I’ve been reading her, “Every Day in Tuscany, Seasons of Italian Life” during my lazy afternoons on the beach. It’s a touching look at her experiences and life’s lessons learned since she lost her heart to Tuscany.
When I selected her to join me on our Hawaiian holiday, I didn’t realize that my friend Frances would be mentoring me again.
This trip, while providing us post-card perfect idyllic tropical days has also found us being jolted – far too many times – with disquieting news about friends. . . a colleague’s death, . . .a friend’s cancer diagnosis. . .another facing surgery. . .with frightening regularity the negative news has arrived.
Is it a sign of our age or could the moon and stars simply be out of alignment?
We think about our friends. We think about us. How many years ahead will we be able to consider our days as journeys and the journeys home? Life, like travel itself, is an experience in which we must anticipate the unexpected – but must it be bad?
So having pondering repeatedly those and related questions at seaside, I returned to Frances and as if on cue, she was also pondering similar questions and observed:
“Life’s little wake-up calls. (Do they have to be so numerous?) Scroll down the list and start to wail – or shout out Carpe diem.”
Carpe diem, seize the day! Once again Frances has given me a phrase. . .one I’ve been repeating all week.
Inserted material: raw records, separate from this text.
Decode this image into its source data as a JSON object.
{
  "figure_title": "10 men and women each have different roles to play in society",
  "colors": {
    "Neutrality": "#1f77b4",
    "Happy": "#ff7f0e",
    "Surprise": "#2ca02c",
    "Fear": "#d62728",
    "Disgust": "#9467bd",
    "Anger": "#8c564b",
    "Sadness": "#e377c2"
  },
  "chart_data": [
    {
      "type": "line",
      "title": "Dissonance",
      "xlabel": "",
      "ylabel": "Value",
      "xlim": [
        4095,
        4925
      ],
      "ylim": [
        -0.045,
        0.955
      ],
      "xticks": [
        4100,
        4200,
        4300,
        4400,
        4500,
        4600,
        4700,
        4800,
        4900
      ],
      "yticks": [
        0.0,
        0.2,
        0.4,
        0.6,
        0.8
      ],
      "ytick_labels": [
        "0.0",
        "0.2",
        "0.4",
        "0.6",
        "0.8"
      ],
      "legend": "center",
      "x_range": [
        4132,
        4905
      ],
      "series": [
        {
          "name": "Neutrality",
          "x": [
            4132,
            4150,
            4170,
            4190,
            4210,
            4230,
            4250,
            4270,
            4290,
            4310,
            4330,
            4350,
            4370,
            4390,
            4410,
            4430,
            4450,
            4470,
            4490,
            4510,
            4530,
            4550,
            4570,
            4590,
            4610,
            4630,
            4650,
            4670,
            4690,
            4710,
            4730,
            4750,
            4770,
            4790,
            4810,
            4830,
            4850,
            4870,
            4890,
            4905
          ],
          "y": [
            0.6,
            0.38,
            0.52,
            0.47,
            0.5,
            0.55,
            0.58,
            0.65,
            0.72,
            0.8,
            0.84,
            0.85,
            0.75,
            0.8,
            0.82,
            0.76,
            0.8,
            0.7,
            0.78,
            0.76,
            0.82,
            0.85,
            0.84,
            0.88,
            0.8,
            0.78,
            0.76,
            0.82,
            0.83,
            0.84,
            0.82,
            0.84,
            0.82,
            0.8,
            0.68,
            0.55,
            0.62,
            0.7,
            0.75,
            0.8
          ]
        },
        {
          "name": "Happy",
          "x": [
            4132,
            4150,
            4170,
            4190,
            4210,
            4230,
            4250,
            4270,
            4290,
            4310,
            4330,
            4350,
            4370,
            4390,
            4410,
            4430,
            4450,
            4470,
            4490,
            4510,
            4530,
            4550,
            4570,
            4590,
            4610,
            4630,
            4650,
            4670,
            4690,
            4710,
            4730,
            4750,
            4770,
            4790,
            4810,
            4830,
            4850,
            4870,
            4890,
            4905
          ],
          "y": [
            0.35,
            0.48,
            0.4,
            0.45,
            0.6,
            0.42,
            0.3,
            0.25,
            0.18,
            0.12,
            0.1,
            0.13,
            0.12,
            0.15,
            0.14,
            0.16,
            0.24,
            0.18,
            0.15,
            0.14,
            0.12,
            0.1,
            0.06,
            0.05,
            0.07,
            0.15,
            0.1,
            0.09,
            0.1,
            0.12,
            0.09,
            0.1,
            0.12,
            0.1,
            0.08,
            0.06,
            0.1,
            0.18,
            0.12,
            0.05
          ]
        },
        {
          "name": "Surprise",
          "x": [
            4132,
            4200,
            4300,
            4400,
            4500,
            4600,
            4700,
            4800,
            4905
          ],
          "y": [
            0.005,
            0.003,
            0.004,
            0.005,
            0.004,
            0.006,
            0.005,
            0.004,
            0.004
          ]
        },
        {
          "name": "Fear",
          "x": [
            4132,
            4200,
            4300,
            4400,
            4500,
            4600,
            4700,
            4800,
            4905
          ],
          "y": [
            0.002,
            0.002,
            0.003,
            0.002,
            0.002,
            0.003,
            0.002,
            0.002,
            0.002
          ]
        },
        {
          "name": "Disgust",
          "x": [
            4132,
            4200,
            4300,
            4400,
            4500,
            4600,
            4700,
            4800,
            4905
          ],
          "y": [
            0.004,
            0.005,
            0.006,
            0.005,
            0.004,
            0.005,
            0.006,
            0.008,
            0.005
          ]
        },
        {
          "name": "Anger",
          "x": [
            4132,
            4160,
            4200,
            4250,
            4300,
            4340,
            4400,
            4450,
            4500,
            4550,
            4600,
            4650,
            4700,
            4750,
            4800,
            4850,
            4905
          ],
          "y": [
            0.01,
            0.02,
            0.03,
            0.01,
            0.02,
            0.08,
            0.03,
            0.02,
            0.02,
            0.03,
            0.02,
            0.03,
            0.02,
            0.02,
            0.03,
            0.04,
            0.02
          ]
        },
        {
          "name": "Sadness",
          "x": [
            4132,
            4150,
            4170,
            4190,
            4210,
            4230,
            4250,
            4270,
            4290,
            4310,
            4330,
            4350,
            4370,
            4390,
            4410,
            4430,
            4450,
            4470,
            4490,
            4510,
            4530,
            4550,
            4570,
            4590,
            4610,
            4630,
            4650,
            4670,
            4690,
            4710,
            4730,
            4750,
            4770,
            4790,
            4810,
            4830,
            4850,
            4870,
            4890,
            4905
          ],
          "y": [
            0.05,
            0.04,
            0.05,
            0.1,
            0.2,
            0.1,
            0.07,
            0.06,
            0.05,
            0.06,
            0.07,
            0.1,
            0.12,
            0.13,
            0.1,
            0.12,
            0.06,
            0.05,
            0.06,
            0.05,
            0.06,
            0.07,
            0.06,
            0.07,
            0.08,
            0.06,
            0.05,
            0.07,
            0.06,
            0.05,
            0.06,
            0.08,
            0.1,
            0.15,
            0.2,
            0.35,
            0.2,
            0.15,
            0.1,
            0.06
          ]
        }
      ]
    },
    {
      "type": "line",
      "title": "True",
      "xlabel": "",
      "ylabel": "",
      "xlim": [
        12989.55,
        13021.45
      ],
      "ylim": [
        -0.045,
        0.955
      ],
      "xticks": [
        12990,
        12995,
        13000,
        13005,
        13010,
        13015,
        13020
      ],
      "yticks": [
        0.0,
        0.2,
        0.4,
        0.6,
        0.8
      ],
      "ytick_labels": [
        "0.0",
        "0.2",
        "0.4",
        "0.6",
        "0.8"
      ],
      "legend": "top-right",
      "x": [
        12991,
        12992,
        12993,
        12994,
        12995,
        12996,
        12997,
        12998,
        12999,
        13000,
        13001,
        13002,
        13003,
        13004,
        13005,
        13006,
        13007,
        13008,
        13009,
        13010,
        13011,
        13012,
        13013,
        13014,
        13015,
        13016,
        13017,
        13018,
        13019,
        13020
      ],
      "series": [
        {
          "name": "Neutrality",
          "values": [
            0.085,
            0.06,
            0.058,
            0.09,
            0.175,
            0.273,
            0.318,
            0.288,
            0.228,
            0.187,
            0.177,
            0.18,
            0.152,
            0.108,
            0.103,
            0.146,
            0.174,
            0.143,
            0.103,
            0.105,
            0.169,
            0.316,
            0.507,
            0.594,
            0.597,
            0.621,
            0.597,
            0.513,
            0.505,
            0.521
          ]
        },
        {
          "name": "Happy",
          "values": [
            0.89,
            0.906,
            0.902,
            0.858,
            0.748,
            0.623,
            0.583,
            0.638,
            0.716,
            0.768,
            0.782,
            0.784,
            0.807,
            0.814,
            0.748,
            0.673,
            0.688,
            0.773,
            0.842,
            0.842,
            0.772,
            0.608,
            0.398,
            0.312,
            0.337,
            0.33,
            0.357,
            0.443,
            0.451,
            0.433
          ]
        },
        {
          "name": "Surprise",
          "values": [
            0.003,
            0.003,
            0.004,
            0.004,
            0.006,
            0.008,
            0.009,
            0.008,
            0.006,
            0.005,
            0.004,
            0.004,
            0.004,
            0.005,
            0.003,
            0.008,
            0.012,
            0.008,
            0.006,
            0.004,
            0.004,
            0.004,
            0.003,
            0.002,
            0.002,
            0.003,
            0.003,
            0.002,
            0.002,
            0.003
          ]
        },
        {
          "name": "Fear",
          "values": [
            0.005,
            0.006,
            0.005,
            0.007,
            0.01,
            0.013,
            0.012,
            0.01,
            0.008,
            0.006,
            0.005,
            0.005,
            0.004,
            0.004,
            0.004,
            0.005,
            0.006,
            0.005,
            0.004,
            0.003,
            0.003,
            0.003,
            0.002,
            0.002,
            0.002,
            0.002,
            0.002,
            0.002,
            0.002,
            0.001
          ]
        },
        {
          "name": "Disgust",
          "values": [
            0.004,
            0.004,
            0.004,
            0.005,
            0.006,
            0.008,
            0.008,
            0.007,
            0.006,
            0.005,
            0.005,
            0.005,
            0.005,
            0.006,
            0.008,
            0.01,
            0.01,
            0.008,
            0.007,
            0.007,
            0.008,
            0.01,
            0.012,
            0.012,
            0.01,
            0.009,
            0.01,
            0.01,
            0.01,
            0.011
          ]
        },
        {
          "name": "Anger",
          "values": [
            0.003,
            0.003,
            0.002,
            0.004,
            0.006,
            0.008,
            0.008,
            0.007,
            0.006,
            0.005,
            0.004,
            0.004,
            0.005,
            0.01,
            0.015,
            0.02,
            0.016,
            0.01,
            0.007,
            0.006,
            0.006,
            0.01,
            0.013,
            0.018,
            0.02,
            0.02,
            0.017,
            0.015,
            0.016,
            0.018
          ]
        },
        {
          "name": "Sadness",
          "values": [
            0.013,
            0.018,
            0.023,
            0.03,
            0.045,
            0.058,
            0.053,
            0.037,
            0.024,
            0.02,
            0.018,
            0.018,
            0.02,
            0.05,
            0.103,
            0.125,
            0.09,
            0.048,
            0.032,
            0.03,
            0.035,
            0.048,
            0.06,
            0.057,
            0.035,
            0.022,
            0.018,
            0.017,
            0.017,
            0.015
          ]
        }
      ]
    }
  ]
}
We must seize the day – yes, we will plan for next year’s return. . .in fact, we’ve been invited to dance with the the Honolulu Lions I wrote about earlier this week and who in their right mind would want to miss that. . .right? The reservations at Ko Olina, our Pacific paradise home are confirmed. We plan to be here under the Hawaiian sun. . .just as Frances will be under her Tuscan sun.
Carpe diem. . .seize the day. . .each day is a journey and the journey itself is home.
How have you seized your day? Is your journey itself a home?